To date there is no defined standard treatment for this infection, antifungals (e.g, amphotericin B, itraconazole, fluconazole, voriconazole) and antibacterials (e.g, tetracycline, gentamicin, amikacin) have been used with variable success rates [6-11]. In Colombia, 10 cases of protothecosis shown in Table 2 have been described, this being the first in critical condition with hematogenous dissemination. All reported patients had favorable outcomes despite not having a standardized treatment and receiving different management strategies.
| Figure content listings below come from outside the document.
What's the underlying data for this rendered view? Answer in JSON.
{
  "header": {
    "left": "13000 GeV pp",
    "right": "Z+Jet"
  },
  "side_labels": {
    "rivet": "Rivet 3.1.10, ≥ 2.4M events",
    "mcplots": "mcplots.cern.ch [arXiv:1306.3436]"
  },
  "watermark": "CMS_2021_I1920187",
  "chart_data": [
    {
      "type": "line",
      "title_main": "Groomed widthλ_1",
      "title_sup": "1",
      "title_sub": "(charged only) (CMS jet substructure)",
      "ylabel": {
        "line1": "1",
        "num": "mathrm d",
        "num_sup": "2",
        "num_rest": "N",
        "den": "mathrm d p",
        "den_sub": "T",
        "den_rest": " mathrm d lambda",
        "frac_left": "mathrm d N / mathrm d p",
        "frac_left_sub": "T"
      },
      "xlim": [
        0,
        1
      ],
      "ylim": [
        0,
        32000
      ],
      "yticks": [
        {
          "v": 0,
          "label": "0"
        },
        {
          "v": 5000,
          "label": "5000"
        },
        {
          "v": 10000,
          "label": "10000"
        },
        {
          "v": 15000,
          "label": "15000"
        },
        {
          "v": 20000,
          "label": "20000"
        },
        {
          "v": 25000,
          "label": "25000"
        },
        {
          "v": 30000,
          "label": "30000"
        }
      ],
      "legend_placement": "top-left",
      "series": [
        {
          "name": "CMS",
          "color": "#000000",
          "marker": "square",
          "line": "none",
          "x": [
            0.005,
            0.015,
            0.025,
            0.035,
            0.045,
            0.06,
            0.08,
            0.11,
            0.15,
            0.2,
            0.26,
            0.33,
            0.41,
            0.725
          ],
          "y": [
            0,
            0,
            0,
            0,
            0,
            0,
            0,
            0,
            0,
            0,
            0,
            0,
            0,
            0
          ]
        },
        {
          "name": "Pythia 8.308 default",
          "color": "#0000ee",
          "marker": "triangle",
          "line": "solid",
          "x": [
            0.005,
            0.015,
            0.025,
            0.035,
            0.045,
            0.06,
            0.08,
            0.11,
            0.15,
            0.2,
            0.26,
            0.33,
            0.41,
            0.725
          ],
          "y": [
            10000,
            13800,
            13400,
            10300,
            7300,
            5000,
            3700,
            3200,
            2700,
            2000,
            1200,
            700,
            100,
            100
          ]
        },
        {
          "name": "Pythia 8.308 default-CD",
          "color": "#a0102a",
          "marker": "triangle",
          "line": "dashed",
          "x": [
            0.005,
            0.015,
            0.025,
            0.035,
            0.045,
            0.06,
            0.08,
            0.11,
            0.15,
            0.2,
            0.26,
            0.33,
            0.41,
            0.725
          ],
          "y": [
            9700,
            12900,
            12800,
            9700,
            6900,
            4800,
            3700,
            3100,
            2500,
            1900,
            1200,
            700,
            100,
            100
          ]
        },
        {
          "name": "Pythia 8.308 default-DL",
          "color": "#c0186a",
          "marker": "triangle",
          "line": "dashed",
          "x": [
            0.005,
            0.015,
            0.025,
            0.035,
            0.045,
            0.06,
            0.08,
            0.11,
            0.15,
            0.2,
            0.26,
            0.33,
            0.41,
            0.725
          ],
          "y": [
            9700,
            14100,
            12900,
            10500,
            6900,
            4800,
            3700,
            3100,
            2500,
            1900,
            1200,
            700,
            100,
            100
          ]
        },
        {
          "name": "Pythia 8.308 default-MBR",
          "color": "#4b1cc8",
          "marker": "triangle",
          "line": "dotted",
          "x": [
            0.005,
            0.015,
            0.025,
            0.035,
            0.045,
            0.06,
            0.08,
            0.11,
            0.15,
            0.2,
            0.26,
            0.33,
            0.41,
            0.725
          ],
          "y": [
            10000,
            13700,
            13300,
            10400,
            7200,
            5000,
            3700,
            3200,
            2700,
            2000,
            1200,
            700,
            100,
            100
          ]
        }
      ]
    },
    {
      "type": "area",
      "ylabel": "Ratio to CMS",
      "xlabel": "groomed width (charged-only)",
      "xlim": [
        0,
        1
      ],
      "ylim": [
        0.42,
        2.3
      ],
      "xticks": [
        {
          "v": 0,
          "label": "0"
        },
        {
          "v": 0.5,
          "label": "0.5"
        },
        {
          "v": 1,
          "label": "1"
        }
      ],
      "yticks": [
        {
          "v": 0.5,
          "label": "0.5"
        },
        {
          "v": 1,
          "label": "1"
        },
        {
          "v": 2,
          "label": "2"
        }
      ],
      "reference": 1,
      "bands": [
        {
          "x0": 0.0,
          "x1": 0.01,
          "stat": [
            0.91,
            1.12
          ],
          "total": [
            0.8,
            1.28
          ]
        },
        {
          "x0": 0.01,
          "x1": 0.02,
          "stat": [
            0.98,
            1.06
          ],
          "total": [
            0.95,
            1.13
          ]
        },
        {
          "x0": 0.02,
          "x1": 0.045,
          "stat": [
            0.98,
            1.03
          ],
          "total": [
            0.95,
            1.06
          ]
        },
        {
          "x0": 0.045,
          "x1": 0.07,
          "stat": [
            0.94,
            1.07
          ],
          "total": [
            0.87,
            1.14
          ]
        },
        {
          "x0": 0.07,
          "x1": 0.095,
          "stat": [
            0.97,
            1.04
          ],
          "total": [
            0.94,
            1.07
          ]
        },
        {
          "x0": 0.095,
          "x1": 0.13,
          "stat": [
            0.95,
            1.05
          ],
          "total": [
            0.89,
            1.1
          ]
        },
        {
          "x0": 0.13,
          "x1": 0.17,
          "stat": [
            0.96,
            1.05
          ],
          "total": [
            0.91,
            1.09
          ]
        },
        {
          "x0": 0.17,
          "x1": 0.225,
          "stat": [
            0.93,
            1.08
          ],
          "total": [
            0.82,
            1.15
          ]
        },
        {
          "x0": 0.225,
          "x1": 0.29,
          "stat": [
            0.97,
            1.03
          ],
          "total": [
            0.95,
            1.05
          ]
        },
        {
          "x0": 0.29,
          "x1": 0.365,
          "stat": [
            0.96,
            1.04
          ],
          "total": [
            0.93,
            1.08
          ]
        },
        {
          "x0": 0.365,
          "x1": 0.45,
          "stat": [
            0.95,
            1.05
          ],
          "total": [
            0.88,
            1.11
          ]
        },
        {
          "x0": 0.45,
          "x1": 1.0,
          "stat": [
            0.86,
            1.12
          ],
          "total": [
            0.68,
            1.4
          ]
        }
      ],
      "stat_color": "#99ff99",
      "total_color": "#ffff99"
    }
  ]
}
There are no data indicating whether there is a condition differentiated by sex, although to date it seems that in Colombia it is more frequent in men.

Table 2

Reported cases of Protothecosis in Colombia from 1970 to 2021

First Author/Reference	Age, Sex	Geographic location	Species	Type of infection	Site of infection	Diagnostic procedures	Risk factors	Treatment	Outcome	Year
Linares G [6]	No information	San Andrés	Pw	Cutaneous	Left lower limb	Histopathology	Not reported	Surgical: Removal	Cure	1970
Guzman M [7]	40 M	Medellin	P.spp	Musculoskeletal	Olecranon: bursitis	Blood Culture	Not reported	None	Cure	1983
Guzman M [7]	32F	Tai-Pei, consulted in Bogotá	P.spp	Cutaneous	Nail: right hand	Histopathology	Not reported	Imidazole	Cure	1983
Guzman M [7]	48 M	Bogotá	P.spp	Musculoskeletal	Olecranon: bursitis	Histopathology and blood Culture	Not reported	Local heat	Cure	1983
Linares G [6]	50 M	Cali	Pw	Cutaneous	Right elbow	Histopathology	Steroid use	Ketoconazole	Cure	1992
Rodriguez G [8]	43 M	Bogotá	Pw	Cutaneous	Nasal Dorsum	Histopathology	Intravenous drug use	Surgical: Removal	Cure	2001
Castro LA [9]	72F	Cali	P.spp	Cutaneous	Neck, lower limbs	Histopathology	Not reported	No information	No information	2014
Ramirez I [10]	47 M	Medellin	Pw	Musculoskeletal	Olecranon: bursitis	Histopathology and Blood Culture	Liver kidney transplant	Surgical: Excision + Amphotericin B	Cure	2015
Velez-Mejia C [11]	43 M	Medellin	Pw	Cutaneous	Left lower limb	Histopathology and Blood Culture	Steroid use	Amphotericin B	Cure	2017
Current Case	59 M	Cartagena	Pw	Hematogenous	Algaemia	Blood Culture	Diabetes	Amphotericin B	Cure	2021

Pw Prototheca wickerhamii, P.spp Prototheca spp, M Male, F Female

Conclusion

In conclusion, systemic protothecosis has so far been surrounded by an aura of uncertainty. It is very likely that the infection is more frequent than we think, considering the difficulties in isolating and diagnosing it. As the reports of this disease progress, we will have more solid evidence on its epidemiological profile, cross-reaction with other microorganisms, standard preventive, and therapeutic measures for Prototheca spp in order to avoid fatal outcomes, particularly in patients with chronic diseases or states of immunosuppression.